If you considered the last season of your go-to dystopian anime show to be gritty, wait until you catch a glimpse of what’s going down in Chicago and Los Angeles. America has entered a new era where enforcement of immigration is no longer about pushing paper and more like an operation in a state of war, with Black Hawk helicopters, flash-bang grenades, and tanks thundering through middle-class suburbs.

It began with President Donald Trump’s executive orders that intensified immigration enforcement, but it surged when federal agents started deploying military-style raids in cities nationwide. Chicago’s South Shore community awoke to the beat of helicopters and the spectacle of almost 300 federal agents rappelling onto rooftops, arresting suspected members of the Venezuelan gang Tren de Aragua. Newsweek quotes that “Midway Blitz was designed to take away the worst of the worst criminal illegal aliens—killers, rapists, gang members, child molesters, and terrorists—from Chicago streets,” but to ordinary residents, the raid was less a precise strike and more an incursion.

The militarization extended even further. In Los Angeles, ICE raids incited days of demonstrations, and demonstrators were driven to a fight with federal agents clad in riot gear. Tear gas, flash-bangs, and less-lethal bullets were shot into crowds, and armored cars rolled through the downtown area as the city went on tactical alert. The activation of 2,000 National Guard soldiers and 700 Marines to Los Angeles was a historic scale of escalation, federal soldiers whose intent was to protect federal property and employees. According to U.S. Northern Command, “The military task force is safeguarding federal property and federal personnel in the Los Angeles metropolitan area.”

The federal-state standoff is a political circus. California Governor Gavin Newsom and Attorney General Rob Bonta have sued protesting Trump’s deployment as unconstitutional, claiming it’s an unconstitutional power grab and violation of the Tenth Amendment. Newsom was not afraid, denouncing the use of Marines inside the United States as “dictatorial” and “un-American.”

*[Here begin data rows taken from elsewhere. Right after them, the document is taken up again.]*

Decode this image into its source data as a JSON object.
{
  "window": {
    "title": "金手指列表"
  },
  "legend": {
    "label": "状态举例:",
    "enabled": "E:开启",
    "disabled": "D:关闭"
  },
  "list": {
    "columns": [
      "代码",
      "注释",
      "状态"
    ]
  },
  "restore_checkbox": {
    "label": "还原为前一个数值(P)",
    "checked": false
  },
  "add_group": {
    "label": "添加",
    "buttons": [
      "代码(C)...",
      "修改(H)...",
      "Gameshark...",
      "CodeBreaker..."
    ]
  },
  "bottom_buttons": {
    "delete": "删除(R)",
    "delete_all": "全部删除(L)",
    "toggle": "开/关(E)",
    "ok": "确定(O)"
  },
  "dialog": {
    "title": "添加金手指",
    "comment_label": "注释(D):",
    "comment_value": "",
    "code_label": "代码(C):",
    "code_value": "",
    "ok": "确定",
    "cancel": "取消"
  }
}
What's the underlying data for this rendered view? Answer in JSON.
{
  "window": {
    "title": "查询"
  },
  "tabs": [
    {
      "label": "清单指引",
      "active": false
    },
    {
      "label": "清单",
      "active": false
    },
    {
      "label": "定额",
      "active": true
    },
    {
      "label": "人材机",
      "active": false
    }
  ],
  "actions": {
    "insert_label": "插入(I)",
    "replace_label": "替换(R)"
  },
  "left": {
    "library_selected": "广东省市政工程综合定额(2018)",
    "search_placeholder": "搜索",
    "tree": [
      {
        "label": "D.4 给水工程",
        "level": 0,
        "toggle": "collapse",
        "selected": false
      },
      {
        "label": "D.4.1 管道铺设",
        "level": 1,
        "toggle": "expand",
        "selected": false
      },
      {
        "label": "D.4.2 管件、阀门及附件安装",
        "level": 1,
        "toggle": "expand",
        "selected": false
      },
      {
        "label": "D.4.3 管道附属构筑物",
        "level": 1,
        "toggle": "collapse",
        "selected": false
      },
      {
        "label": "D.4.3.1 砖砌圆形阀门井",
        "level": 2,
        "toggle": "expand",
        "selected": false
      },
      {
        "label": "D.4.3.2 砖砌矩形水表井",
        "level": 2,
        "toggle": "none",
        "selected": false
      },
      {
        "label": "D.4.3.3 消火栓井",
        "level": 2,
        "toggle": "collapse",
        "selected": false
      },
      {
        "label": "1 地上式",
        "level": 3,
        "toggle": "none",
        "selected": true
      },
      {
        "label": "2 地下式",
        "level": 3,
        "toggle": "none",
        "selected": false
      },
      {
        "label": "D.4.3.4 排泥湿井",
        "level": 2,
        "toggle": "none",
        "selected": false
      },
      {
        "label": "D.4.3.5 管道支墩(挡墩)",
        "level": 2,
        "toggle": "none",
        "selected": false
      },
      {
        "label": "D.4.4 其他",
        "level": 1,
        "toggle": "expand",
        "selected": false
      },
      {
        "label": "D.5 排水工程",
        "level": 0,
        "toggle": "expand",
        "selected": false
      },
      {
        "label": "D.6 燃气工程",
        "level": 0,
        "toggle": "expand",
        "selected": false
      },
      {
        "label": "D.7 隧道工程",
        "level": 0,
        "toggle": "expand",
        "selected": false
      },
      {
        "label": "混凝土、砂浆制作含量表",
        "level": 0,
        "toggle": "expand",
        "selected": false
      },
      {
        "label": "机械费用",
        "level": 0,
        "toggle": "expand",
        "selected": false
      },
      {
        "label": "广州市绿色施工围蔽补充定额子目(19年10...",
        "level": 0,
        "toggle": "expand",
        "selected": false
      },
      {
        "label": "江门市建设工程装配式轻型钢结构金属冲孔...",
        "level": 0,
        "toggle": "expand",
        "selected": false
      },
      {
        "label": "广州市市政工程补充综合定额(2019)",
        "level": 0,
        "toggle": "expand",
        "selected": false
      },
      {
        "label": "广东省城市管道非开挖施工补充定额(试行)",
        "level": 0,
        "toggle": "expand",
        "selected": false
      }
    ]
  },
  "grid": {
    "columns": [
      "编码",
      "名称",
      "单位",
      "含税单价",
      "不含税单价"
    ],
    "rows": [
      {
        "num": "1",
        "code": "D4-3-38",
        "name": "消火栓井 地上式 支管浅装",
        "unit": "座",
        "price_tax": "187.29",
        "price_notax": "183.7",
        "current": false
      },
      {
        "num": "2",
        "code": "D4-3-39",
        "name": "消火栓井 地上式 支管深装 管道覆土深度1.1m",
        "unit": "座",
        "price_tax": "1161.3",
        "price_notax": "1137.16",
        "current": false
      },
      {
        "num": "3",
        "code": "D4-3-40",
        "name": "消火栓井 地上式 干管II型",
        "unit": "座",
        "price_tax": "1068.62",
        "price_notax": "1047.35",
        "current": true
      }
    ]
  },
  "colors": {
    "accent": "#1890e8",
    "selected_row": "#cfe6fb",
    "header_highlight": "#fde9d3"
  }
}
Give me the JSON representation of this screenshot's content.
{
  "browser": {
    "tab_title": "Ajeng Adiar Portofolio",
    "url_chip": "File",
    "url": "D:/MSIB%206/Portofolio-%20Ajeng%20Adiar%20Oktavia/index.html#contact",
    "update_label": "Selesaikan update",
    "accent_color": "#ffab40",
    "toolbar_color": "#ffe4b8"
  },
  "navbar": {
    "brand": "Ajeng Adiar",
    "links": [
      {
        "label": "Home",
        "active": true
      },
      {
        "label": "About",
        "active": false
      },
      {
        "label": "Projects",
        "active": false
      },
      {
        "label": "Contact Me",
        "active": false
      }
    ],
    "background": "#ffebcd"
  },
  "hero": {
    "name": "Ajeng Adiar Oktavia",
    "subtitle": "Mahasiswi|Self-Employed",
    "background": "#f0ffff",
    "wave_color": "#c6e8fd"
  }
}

Trump doubled up and branded protesters as “insurrectionists” and vowed to make state officials who interfere with federal actions into arrestees. The language is inflammatory, but the court battles are no less intense, with courts now being asked to compel settlements and uphold constitutional protections.

For residents of these neighborhoods, it is personal. Families are being broken up by surprise raids. Children zip-tied and taken from parents, and communities forced to clean up from doors kicked in and things smashed around. The TRiiBE describes that “hundreds of masked agents pounding on doors and yanking families out in the middle of the night.holding naked babies,” is the new normal of Chicago’s South Shore. In Los Angeles, the human cost is equally pressing, with families protesting outside detention centers, holding signs for loved ones who might never come home.

The economics and logistics of deporting hundreds of thousands are also coming under scrutiny. Experts argue that mass raids and deportations would decimate local economies, clog already backlogged immigration courts, and leave millions of families in limbo. According to the Center for Migration Studies, “Gross domestic product (GDP) would be reduced by 1.4 percent in the first year, and cumulative GDP would be reduced by $4.7 trillion in 10 years.” The reality is that foreign-born workers are an essential workforce in food processing and construction industries, and exporting millions of them abroad would result in labor shortages and rising inflation.

In the midst of the chaos, calls for reform are spreading far and wide. Legal activists, community organizers, and even some police officers are promoting alternative avenues to legal status, like the Ellis Island Non-Immigrant Visa proposed, which would permit poor immigrants to work legally and ultimately seek permanent residence. The case is far from over, but this is for sure: the immigration enforced by the military has turned America’s cities into war zones, and the battle of who belongs—and who gets to judge—has no end in sight.